“以後還怎麼考科舉呢?”
白麓聽罷,仿佛若有所思。
祝源炳一看有戲,此刻也趕緊點頭道:“是是是,姑娘,我妹妹說的沒錯——婉兒,你放心,等到哥哥功成名就,必然不會忘了你的。”
婉兒擦了擦眼淚,撲哧一聲笑了出來:“哥哥,這麼多年過去了,你說的話都沒有變過。”
祝源炳有些尷尬。
但……隻要能達到目的不就行了嗎?
……
對於女孩子,白麓還是相當尊重的。
此刻她也點點頭:“好吧,既然婉兒都這麼說了。血呼啦查的,你們讀書人可能確實受不了。既然這樣的話,那不如——”
她一邊說著,一邊緩緩走到祝源炳麵前,腳掌直接踩上了他的腳背。
不等對方反應過來,便用力狠狠下壓!
隻聽得一聲清晰的“哢嚓”。
所有人都渾身一抖。
過了一會兒,祝源炳才終於反應過來,痛苦的撕嚎出聲!
他虛起膝蓋,抱著小腿在地上來回翻滾,一雙手顫巍巍的,根本不敢摸到傷處——
就在方才!
就在方才這個狠毒的女人,已經一腳將他的腳掌骨從中折斷。
然而始作俑者卻笑著對婉兒說:
“你看,現在沒有血跡了,一點都不嚇人,是不是好了很多?”
婉兒也驚喜地笑出聲來:“是的是的,隻是斷了骨頭而已,比削下皮肉瞧著要好看許多,多謝恩人。”
……
任誰遭受這番戲弄也再忍耐不住。
哪怕祝源炳已經三番四次在心中告誡自己,暫且忍一時之苦!
可如此刻,卻仍是忍不住罵道:“你這賤人!”
下一刻,又是一聲哢嚓聲。
他的另一隻腳掌也從中折斷。
他猛地揚起了脖子,脖頸兩側青筋都繃緊了,猙獰的說不出話來。
白麓這才微笑著問他:“還有什麼想罵的嗎?”
終於認清現實的書生狼狽的趴在了地上,叩下頭去:“求你放過我吧。我回去就將婉兒贖出來……”
白麓伸手攔住他:“可彆。”
“你家這樣的虎狼窩,若跟你回去,說不定日子還不如現在呢——你放心,有的是人贖她。”
再將眼神往眾書生的身上轉了一圈,大家便連連點頭:“是的是的,我等眾籌一番,錢必定是夠的。”

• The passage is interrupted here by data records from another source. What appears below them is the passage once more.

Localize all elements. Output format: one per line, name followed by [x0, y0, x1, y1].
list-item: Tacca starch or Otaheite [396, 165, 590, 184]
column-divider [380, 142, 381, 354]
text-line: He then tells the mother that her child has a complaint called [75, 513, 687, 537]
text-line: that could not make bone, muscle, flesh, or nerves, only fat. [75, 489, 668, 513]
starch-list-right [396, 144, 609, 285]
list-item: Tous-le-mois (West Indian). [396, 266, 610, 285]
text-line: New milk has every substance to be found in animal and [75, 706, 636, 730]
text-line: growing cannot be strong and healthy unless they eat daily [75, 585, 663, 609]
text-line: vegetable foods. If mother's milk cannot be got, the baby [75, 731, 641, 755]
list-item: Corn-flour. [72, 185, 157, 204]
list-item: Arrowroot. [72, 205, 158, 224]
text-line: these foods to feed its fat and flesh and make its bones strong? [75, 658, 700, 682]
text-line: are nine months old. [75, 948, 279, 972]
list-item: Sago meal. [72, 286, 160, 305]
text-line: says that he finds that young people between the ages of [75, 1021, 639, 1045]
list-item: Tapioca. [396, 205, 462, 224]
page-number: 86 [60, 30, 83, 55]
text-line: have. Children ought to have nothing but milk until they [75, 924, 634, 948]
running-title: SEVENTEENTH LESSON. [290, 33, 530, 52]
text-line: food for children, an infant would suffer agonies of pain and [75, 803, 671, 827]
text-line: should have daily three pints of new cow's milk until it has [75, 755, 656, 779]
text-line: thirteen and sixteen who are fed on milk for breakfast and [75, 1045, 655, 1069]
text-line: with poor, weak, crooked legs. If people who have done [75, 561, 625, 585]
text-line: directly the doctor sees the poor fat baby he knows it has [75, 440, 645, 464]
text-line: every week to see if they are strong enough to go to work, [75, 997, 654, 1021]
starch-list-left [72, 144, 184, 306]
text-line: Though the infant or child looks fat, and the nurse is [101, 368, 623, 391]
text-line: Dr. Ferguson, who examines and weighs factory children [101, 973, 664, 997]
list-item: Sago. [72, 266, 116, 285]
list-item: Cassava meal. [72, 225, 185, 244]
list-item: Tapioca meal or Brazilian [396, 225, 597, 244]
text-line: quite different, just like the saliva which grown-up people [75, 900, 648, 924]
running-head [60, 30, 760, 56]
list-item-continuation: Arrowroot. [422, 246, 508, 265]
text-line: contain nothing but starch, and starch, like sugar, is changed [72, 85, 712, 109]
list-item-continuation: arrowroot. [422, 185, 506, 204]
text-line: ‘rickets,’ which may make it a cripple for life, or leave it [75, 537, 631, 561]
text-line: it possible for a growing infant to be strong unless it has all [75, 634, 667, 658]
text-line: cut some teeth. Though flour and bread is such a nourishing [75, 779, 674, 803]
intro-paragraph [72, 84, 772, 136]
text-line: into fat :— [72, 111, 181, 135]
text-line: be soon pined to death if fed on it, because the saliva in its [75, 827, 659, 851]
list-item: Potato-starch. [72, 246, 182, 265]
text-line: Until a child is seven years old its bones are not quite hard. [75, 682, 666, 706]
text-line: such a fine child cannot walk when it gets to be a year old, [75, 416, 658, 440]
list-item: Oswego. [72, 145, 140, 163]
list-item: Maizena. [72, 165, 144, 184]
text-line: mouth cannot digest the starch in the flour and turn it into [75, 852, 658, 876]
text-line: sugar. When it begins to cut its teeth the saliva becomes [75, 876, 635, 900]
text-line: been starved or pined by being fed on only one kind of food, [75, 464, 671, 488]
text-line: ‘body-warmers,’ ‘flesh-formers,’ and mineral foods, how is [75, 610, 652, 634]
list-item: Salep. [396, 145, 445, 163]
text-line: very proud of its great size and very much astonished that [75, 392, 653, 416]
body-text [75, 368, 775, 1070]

畢竟婉兒隻是為普通的伶人,真的論起身價來,沒有惜月那麼貴。但也正因如此,她所受的屈辱反而要更多更多。
……
白麓已經手快的又將程朱二人拽到前頭來。
“你們是要見血的,還是不見血的?”
程朱二人已然開始跪地磕頭,聲音顫顫:“請姑娘看在我二人年邁的份上,暫且寬容一二吧。”
“倘若另有彆的要求,我等都能做到的。”
錢財珠寶,他們能湊的!
“真可憐啊!”
叫老人家這樣磕頭。
白麓冷漠地勾起了唇角,這次下腳既緩慢又堅定。
“好叫你們知道,我沒彆的要求。唯一的要求就是——你們接下來不管活多大年紀,老老實實,做個殘廢吧。”